At an evening cocktail at the Capitole (Toulouse City Hall), Bernard, “Printemps” president Marie-Thérèse Perrin, and mayor Pierre Cohen officially inaugurated the festival. Bernard clarified the title of this edition, “Là où je vais, je suis déjà” (Where I am going, I am already), explaining that “you can only see the works when you are ready—history forms perception.” Bernard also confirmed for me that his invitation of artists for “Printemps” was offered in a similar spirit to his seminar at Beaux Arts. With his selection, “it is not the thematic” that Bernard is interested in but “what develops out of this collision of work.”
Left: Curators Stéphanie Moisdon and Veronique Terrier-Hermann. Right: FIAC directors Jennifer Flay and Martin Bethenod.
Pushing past the growing crowd, I hurried down the cobblestone streets to catch the rest of the evening’s program.
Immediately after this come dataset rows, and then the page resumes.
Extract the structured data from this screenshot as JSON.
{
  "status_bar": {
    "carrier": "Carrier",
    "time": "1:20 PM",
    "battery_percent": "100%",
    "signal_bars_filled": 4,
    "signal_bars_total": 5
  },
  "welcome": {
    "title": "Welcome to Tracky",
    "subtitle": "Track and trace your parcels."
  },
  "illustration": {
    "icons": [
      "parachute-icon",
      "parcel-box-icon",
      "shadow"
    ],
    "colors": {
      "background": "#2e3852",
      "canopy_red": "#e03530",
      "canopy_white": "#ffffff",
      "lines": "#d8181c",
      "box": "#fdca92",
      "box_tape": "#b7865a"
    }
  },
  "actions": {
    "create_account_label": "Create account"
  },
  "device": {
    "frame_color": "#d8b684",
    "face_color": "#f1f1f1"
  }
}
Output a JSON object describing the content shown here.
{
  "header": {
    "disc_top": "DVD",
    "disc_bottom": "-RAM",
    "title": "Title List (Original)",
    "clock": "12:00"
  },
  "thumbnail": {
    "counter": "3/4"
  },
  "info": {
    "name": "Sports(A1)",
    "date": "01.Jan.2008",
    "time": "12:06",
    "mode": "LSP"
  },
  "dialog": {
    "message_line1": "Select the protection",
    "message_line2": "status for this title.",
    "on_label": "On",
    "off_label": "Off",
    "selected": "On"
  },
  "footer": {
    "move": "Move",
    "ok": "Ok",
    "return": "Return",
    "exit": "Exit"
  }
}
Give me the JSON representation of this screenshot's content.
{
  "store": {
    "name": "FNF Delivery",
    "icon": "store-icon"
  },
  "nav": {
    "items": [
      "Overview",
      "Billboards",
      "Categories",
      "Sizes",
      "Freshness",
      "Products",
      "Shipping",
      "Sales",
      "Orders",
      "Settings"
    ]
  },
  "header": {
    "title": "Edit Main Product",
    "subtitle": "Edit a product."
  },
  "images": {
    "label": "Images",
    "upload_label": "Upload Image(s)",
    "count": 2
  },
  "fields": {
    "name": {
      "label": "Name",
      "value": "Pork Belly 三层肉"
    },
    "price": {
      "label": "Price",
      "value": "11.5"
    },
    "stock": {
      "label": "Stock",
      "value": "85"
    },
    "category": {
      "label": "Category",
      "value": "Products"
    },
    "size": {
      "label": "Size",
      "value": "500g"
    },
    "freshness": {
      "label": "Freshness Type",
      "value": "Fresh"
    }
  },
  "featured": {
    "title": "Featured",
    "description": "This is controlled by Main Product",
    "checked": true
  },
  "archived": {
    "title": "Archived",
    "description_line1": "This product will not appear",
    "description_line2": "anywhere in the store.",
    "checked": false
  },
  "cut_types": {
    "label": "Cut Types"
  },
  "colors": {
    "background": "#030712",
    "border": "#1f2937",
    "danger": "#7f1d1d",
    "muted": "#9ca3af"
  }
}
Vert Pâle (Pale Green), a performance by Marcelline Delbecq and her cousin Benoit Delbecq at Auditorium Saint-Pierre des Cuisines, was an homage to Russian silent-film actress Alla Nazimova. Walking back to Beaux Arts with Marcelline Delbecq and Vincent Lamouroux for the Red Krayola’s concert, we passed Sylvie Fleury’s contribution (and cheeky tribute to Toulouse’s aeronautics industry)—an installation of flying saucers lit by searchlights on the opposite bank of the Garonne River. Lamouroux told me about his work for the exhibition—installed at the Abattoirs Museum—and also his participation in Bernard’s Beaux Arts seminar. Toulouse, it seemed, was a veritable class reunion.
At around 10 PM, the Red Krayola started their energetic set in the Beaux Arts courtyard, and an hour later and a few streets over, Janet Cardiff’s Forty Part Motet opened in the concert hall of the Les Jacobins Convent. The evening climaxed with a party in the garden behind the Abattoirs Museum where finally everyone seemed to relax. Like the crowds at Deller’s opening, the festival artists and organizers, locals from Toulouse, and many more who had traveled from Paris seemed to revel in the experience.